If you are a real golf dweeb then I would recommend the Golf.com podcast which this week hosts Joe Passov, the gentleman who puts the rankings together. He explains that rather than break every course down to component parts which other lists often do, he just asks the panel of raters for one overall rating for each course. The analogy he uses is reviewing films - you don’t break a film into its constituent parts (say acting, cinematography, special effects) and penalise a film because it doesn’t rank highly in every section, whether relevant or not. You rate the thing as a whole.
Anyway, it comes up with a strong list. I also noticed that the planetgolf.com list has had a few tweaks, so I have loaded both of these top 100s into my spreadsheet to come up with a new Ultimate Top 100. To get to my Top 100, I take the 5 most reputable 'top 100' lists and average the positions for all courses nominated at least twice. If a course is too new to have been rated by all five I will reduce the denominator. Simple? Well, kind of. You can see the full list here.
So what has changed this time? Well, nothing at the top. Cypress Point still beats
Pine Valley by a whisker but the two are very close. Their average position is 2 and 2.2 respectively with the next contender, Royal County Down, 1.4 points behind them. These two really are out on their own when it comes to the challenge to be the best course in the world.
The highest new entrant, by a long way, is New Zealand’s Tara Iti which has now been open long
enough to be reviewed by two of the publications. As a result of it being 29th in the Golf ranking and 38th in Planet Golf, it actually comes in at 27 in the Ultimate list. That’s quite an entrance. The course itself is located some 45 minutes outside of Auckland and Tom Doak was said to have been inspired by holes at Cypress Point, Royal Dornoch and Royal St Georges when he designed it, all of which are perfectly acceptable! It’s a private members club so this one may be quite hard to play but, if you can, it gives just another reason for those of us in the northern hemisphere to head south. This write-up from Planet Golf certainly makes for enticing reading.

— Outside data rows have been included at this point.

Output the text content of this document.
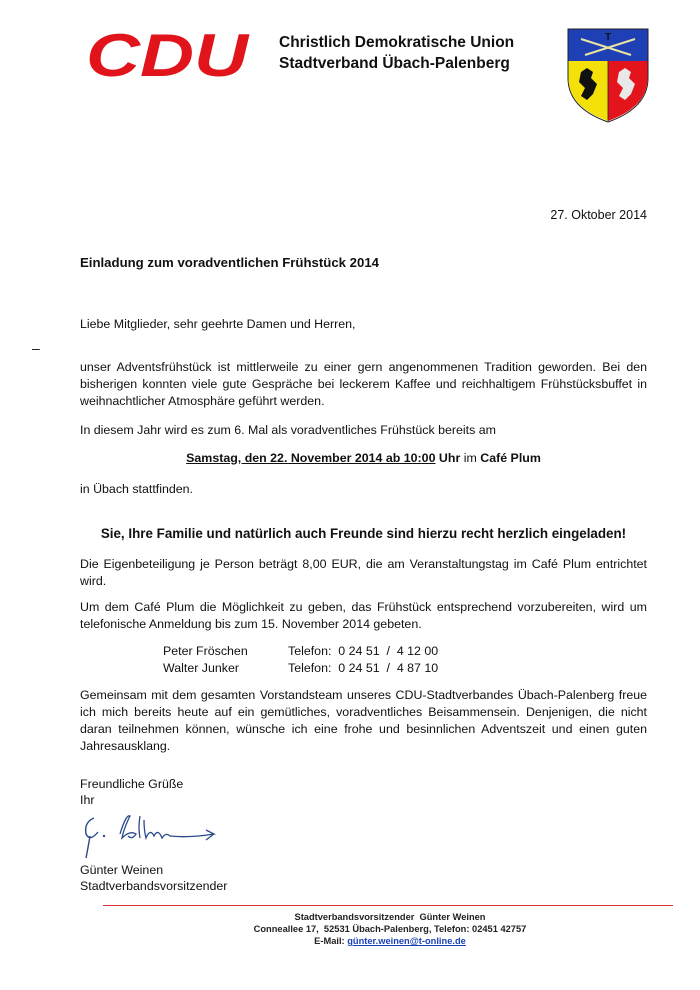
CDU Christlich Demokratische Union
Stadtverband Übach-Palenberg
T
27. Oktober 2014
Einladung zum voradventlichen Frühstück 2014
Liebe Mitglieder, sehr geehrte Damen und Herren,
–
unser Adventsfrühstück ist mittlerweile zu einer gern angenommenen Tradition geworden. Bei den bisherigen konnten viele gute Gespräche bei leckerem Kaffee und reichhaltigem Frühstücksbuffet in weihnachtlicher Atmosphäre geführt werden.
In diesem Jahr wird es zum 6. Mal als voradventliches Frühstück bereits am
Samstag, den 22. November 2014 ab 10:00 Uhr im Café Plum
in Übach stattfinden.
Sie, Ihre Familie und natürlich auch Freunde sind hierzu recht herzlich eingeladen!
Die Eigenbeteiligung je Person beträgt 8,00 EUR, die am Veranstaltungstag im Café Plum entrichtet wird.
Um dem Café Plum die Möglichkeit zu geben, das Frühstück entsprechend vorzubereiten, wird um telefonische Anmeldung bis zum 15. November 2014 gebeten.
Peter Fröschen	Telefon:  0 24 51  /  4 12 00
Walter Junker	Telefon:  0 24 51  /  4 87 10
Gemeinsam mit dem gesamten Vorstandsteam unseres CDU-Stadtverbandes Übach-Palenberg freue ich mich bereits heute auf ein gemütliches, voradventliches Beisammensein. Denjenigen, die nicht daran teilnehmen können, wünsche ich eine frohe und besinnlichen Adventszeit und einen guten Jahresausklang.
Freundliche Grüße
Ihr
Günter Weinen
Stadtverbandsvorsitzender
Stadtverbandsvorsitzender  Günter Weinen
Conneallee 17,  52531 Übach-Palenberg, Telefon: 02451 42757
E-Mail: günter.weinen@t-online.de
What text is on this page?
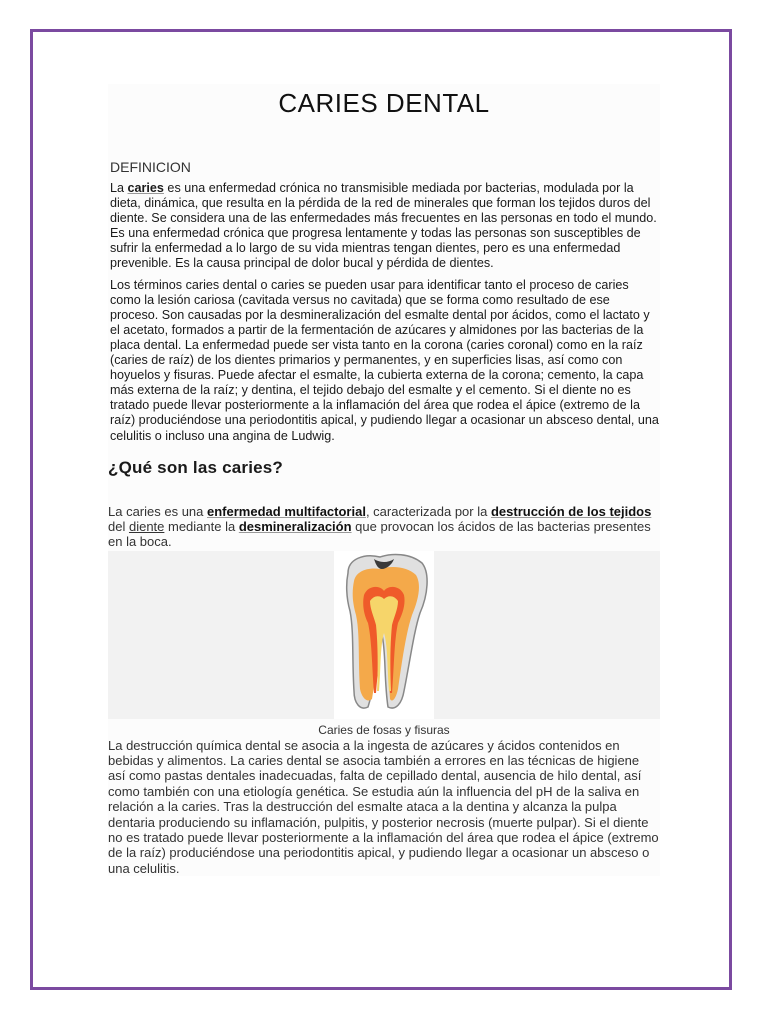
CARIES DENTAL
DEFINICION

La caries es una enfermedad crónica no transmisible mediada por bacterias, modulada por la dieta, dinámica, que resulta en la pérdida de la red de minerales que forman los tejidos duros del diente. Se considera una de las enfermedades más frecuentes en las personas en todo el mundo. Es una enfermedad crónica que progresa lentamente y todas las personas son susceptibles de sufrir la enfermedad a lo largo de su vida mientras tengan dientes, pero es una enfermedad prevenible. Es la causa principal de dolor bucal y pérdida de dientes.

Los términos caries dental o caries se pueden usar para identificar tanto el proceso de caries como la lesión cariosa (cavitada versus no cavitada) que se forma como resultado de ese proceso. Son causadas por la desmineralización del esmalte dental por ácidos, como el lactato y el acetato, formados a partir de la fermentación de azúcares y almidones por las bacterias de la placa dental. La enfermedad puede ser vista tanto en la corona (caries coronal) como en la raíz (caries de raíz) de los dientes primarios y permanentes, y en superficies lisas, así como con hoyuelos y fisuras. Puede afectar el esmalte, la cubierta externa de la corona; cemento, la capa más externa de la raíz; y dentina, el tejido debajo del esmalte y el cemento. Si el diente no es tratado puede llevar posteriormente a la inflamación del área que rodea el ápice (extremo de la raíz) produciéndose una periodontitis apical, y pudiendo llegar a ocasionar un absceso dental, una celulitis o incluso una angina de Ludwig.

¿Qué son las caries?

La caries es una enfermedad multifactorial, caracterizada por la destrucción de los tejidos del diente mediante la desmineralización que provocan los ácidos de las bacterias presentes en la boca.

Caries de fosas y fisuras

La destrucción química dental se asocia a la ingesta de azúcares y ácidos contenidos en bebidas y alimentos. La caries dental se asocia también a errores en las técnicas de higiene así como pastas dentales inadecuadas, falta de cepillado dental, ausencia de hilo dental, así como también con una etiología genética. Se estudia aún la influencia del pH de la saliva en relación a la caries. Tras la destrucción del esmalte ataca a la dentina y alcanza la pulpa dentaria produciendo su inflamación, pulpitis, y posterior necrosis (muerte pulpar). Si el diente no es tratado puede llevar posteriormente a la inflamación del área que rodea el ápice (extremo de la raíz) produciéndose una periodontitis apical, y pudiendo llegar a ocasionar un absceso o una celulitis.
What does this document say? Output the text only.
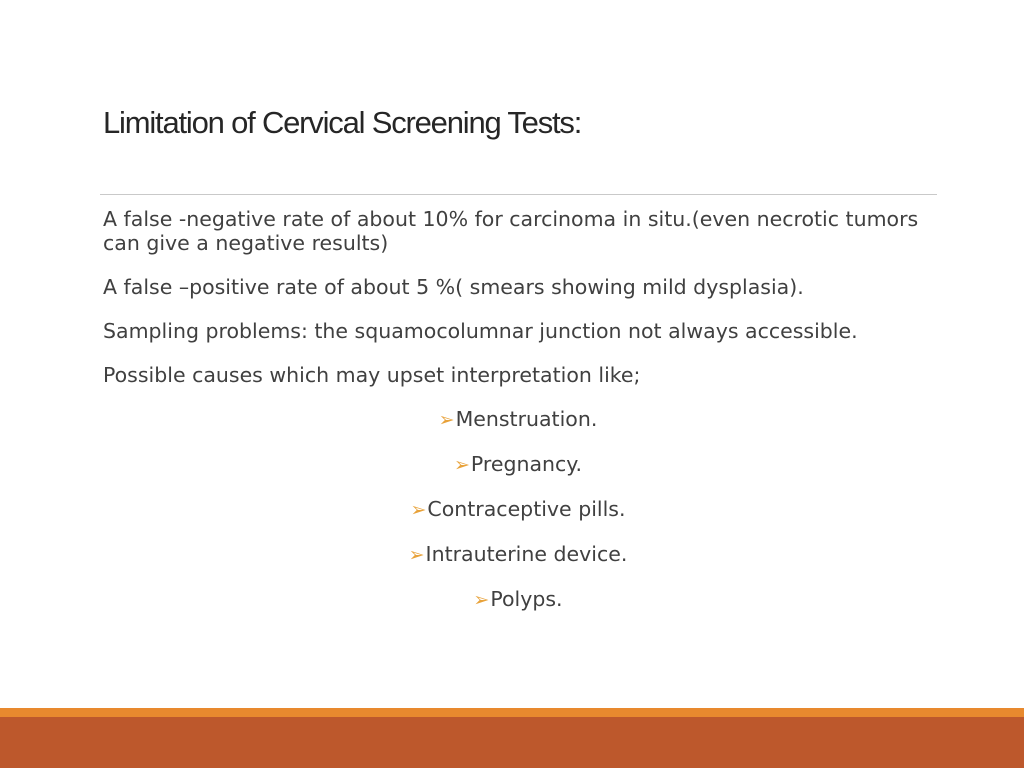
Limitation of Cervical Screening Tests:

A false -negative rate of about 10% for carcinoma in situ.(even necrotic tumors can give a negative results)

A false –positive rate of about 5 %( smears showing mild dysplasia).

Sampling problems: the squamocolumnar junction not always accessible.

Possible causes which may upset interpretation like;

➢Menstruation.
➢Pregnancy.
➢Contraceptive pills.
➢Intrauterine device.
➢Polyps.
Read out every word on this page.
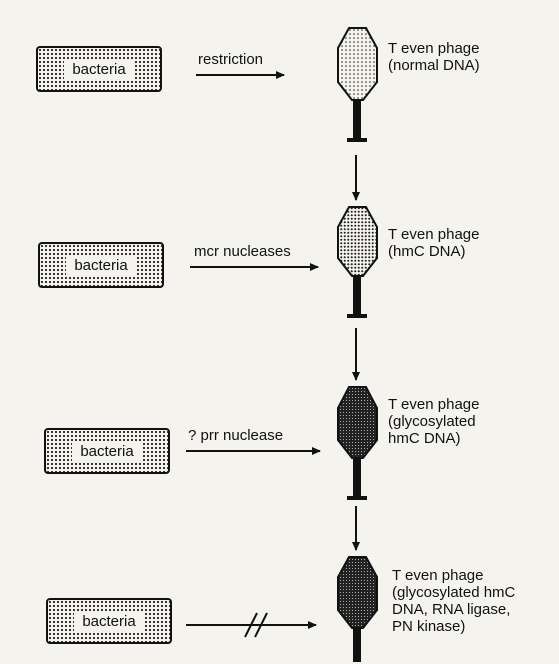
bacteria
bacteria
bacteria
bacteria
restriction
mcr nucleases
? prr nuclease
T even phage
(normal DNA)
T even phage
(hmC DNA)
T even phage
(glycosylated
hmC DNA)
T even phage
(glycosylated hmC
DNA, RNA ligase,
PN kinase)
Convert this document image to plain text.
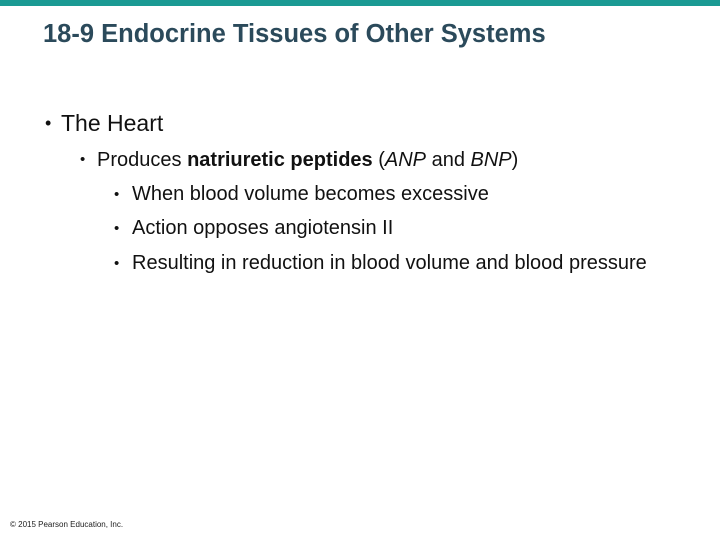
18-9 Endocrine Tissues of Other Systems
• The Heart
• Produces natriuretic peptides (ANP and BNP)
• When blood volume becomes excessive
• Action opposes angiotensin II
• Resulting in reduction in blood volume and blood pressure
© 2015 Pearson Education, Inc.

One new course from the Antipodes still settling down is Cape Wickham. In the last update the
course off the southern Australian coast had come in at 16 but it has now received another rating, 72 from GOLF, which means it has settled a little lower at 32. The top100golfcourses.com new world rankings are to come out soon and so far they have given this course only 8th in Australia, so it may have a little lower to go yet.
I am particularly happy to see the two highest risers this time round - Castle Stuart is up 7 places at 58 and Yas Links in Abu Dhabi is a new entrant, up 7 places to 94. When I played Yas the first time it struck me that there were real similarities between the two. Neither course was designed to trick you and both are playable for golfers of all handicaps. But they both will reward the player taking the braver line off the tee over the more conservative approach. They make phenomenal use of their terrain, have a very natural feel to them (which in the case of Yas Links is just incredible given the surroundings!) and are definitely sculpted in the ‘natural’ style which is finding such favour with modern architects. I really hope Yas Links is here to stay now in the Top 100 and I wouldn’t be amazed if Castle Stuart makes it past Kingsbarns on the list yet.
One of the challenges of compiling a top 100 list is getting around courses which have been
remodelled or ‘enhanced’. The reports coming out of Turnberry since the recent extensive
renovations are quite something and it is interesting to see that GOLF have bumped it up to position 16 from 23. The UK’s Golf Monthly recently had it at number 1 in the UK so expect to see it rise up the list as more people are exposed to it. I have purposely held off from publishing my review on this site as I haven’t been back since the changes, but my expectations are pretty high for when that visit comes.
It’s fascinating to see how different courses wax and wane over time. Pebble Beach seems to be on a fairly consistent downward path. GOLF had it in third place at the turn of the millennium but it is down to 9 this year and it only makes number 11 now in my Ultimate list. It just makes it into the top 15 of the courses I have played so I suspect it has further to fall. Conversely NGLA was 20th with GOLF magazine in 2003 and is now all the way up at number 7 for them, number 9 in the Ultimate list.
Without a doubt the GOLF rankings have helped the courses with a more traditional look and feel rise up the list. They haven't gone for the big brutes but have rewarded an old-school look and those courses which have been constructed (or reconstructed) with more of the traditions of the game at their heart. Long may that continue!
The next big event likely to change things is the top100golfcourses.com new world ranking which I am expecting in November. That website is growing in authority all the time and they could play a crucial role in seeing who ends up with the top spot in the world as we head into 2018.